びっくりした愛香に、エリミネートがさけんだ。


「いま落ち込んでどうするっすか?まだまだやりたいことたくさんあるんじゃないっすか!」

「私のやりたいこと…。」


愛香が手を胸にあてた。


「みんなにちゃんと誤りたい。再びみんなを守っていきたい…!」

「そうっすよ、愛香さん!」


エリミネートが愛香の手をつないだ。


「ここで立ち止まるともったいないっすから!」

「そうよ、伯母さん!」


空からクラッシュが降りてきた。


「これからいっしょに生きていくんでしょ?」

「愛子…。」

「私は伯母さんとたくさん笑って、いろんなものを見ていきたい!」


一転したクラッシュはそのままカブッタカゲを飛び蹴った。


「あなたもよ!大切な人を失っても、私たちは生きていかなければならない!」

「カ、カゲ…。」


カブッタカゲが迷ううち、クラッシュが連続キックを決めた。


「帰ろう、私たちの町へ!」


ぱっと笑ったクラッシュが手を差し伸べ、大きなエネルギーの輪を作った。


「マジプロ!クラッシュ・ザ・シャドウ!」


インターセプトが浄化された男を支えた。目を覚ました男は三人のヒロインをみて辛そうに、でも確かに微笑んだ。


「そう、俺も、生きていく…。」

「ちっ!」


戻ってきた男を見て、フィルムは妄想帝国に戻ってきた。


「本当に、ごめんなさい!」


愛香は男をみて、頭を下げた。


「でも、それでも、私たち、生きていくしかないから…!」

「ああ、そうだな。
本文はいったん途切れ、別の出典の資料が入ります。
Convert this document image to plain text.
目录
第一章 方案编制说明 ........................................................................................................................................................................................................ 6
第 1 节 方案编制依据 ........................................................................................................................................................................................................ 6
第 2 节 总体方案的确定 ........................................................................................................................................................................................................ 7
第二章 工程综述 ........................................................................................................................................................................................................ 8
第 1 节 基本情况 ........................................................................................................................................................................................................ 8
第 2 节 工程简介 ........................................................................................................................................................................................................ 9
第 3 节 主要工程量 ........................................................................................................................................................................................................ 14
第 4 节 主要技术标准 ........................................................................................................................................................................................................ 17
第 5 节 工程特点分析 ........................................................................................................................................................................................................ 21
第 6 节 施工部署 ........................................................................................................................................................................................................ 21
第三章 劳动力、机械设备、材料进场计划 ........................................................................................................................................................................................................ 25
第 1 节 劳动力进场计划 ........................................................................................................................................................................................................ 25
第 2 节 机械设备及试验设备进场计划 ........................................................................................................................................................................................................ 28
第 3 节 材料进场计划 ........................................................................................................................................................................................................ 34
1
」


男が手を差し伸べた。愛香は涙を抜いた後、彼の手をとった。


「きさま誰の手を取るのだ!」

「もう、神君!意地悪しないで!」


銀河の町は平和を取り戻した。なくしたことは多かった。戻らなかった。でも、みんな希望を胸に抱いた。


あの炎が、再び火をつける前には。